The computational detection of lung lobes from computed tomography images is a challenging segmentation problem with important respiratory healthcare applications, including emphysema, chronic bronchitis, and asthma. This paper proposes a progressive random forest-based random walk approach for interactive semi-automated pulmonary lobes segmentation.
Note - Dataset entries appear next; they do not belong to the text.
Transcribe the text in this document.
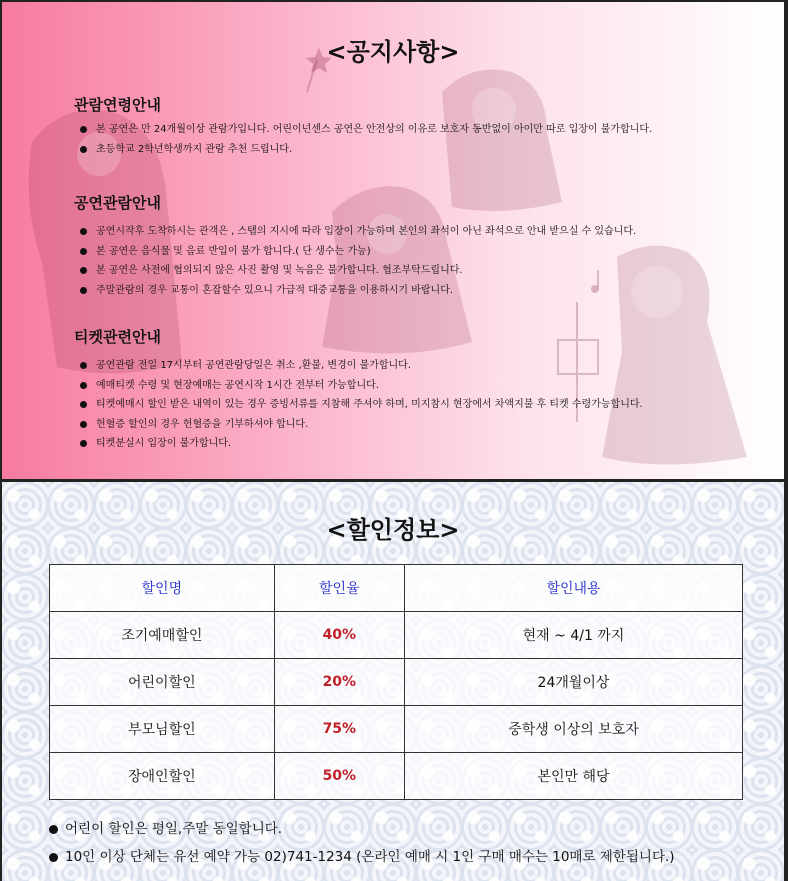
<공지사항>
관람연령안내
본 공연은 만 24개월이상 관람가입니다. 어린이넌센스 공연은 안전상의 이유로 보호자 동반없이 아이만 따로 입장이 불가합니다.
초등학교 2학년학생까지 관람 추천 드립니다.
공연관람안내
공연시작후 도착하시는 관객은 , 스탭의 지시에 따라 입장이 가능하며 본인의 좌석이 아닌 좌석으로 안내 받으실 수 있습니다.
본 공연은 음식물 및 음료 반입이 불가 합니다.( 단 생수는 가능)
본 공연은 사전에 협의되지 않은 사진 촬영 및 녹음은 불가합니다. 협조부탁드립니다.
주말관람의 경우 교통이 혼잡할수 있으니 가급적 대중교통을 이용하시기 바랍니다.
티켓관련안내
공연관람 전일 17시부터 공연관람당일은 취소 ,환불, 변경이 불가합니다.
예매티켓 수령 및 현장예매는 공연시작 1시간 전부터 가능합니다.
티켓예매시 할인 받은 내역이 있는 경우 증빙서류를 지참해 주셔야 하며, 미지참시 현장에서 차액지불 후 티켓 수령가능합니다.
헌혈증 할인의 경우 헌혈증을 기부하셔야 합니다.
티켓분실시 입장이 불가합니다.
<할인정보>
할인명	할인율	할인내용
조기예매할인	40%	현재 ~ 4/1 까지
어린이할인	20%	24개월이상
부모님할인	75%	중학생 이상의 보호자
장애인할인	50%	본인만 해당
어린이 할인은 평일,주말 동일합니다.
10인 이상 단체는 유선 예약 가능 02)741-1234 (온라인 예매 시 1인 구매 매수는 10매로 제한됩니다.)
First, our model performs automated segmentation of the lung lobes in a progressive random forest network, eliminating the need for prior segmentation of lungs, vessels, or airways. Then, an interactive lobes segmentation approach based on random walk mechanism is designed for improving auto-segmentation accuracy. Furthermore, we annotate a new dataset which contains 93 scans (57 men, 36 women; age range: 40–90 years) from the Central Hospital Affiliated with Shenyang Medical College (CHASMC). We evaluate the model on our annotated dataset, LIDC ( https://wiki.cancerimagingarchive.net ) and LOLA11 ( http://lolall.com/ ) datasets. The proposed model achieved a Dice score of 0.906 ± 0.106 for LIDC, 0.898 ± 0.113 for LOLA11, and 0.921 ± 0.101 for our dataset. Experimental results show the accuracy of the proposed approach, which consistently improves performance across different datasets by a maximum of 8.2% as compared to baselines model.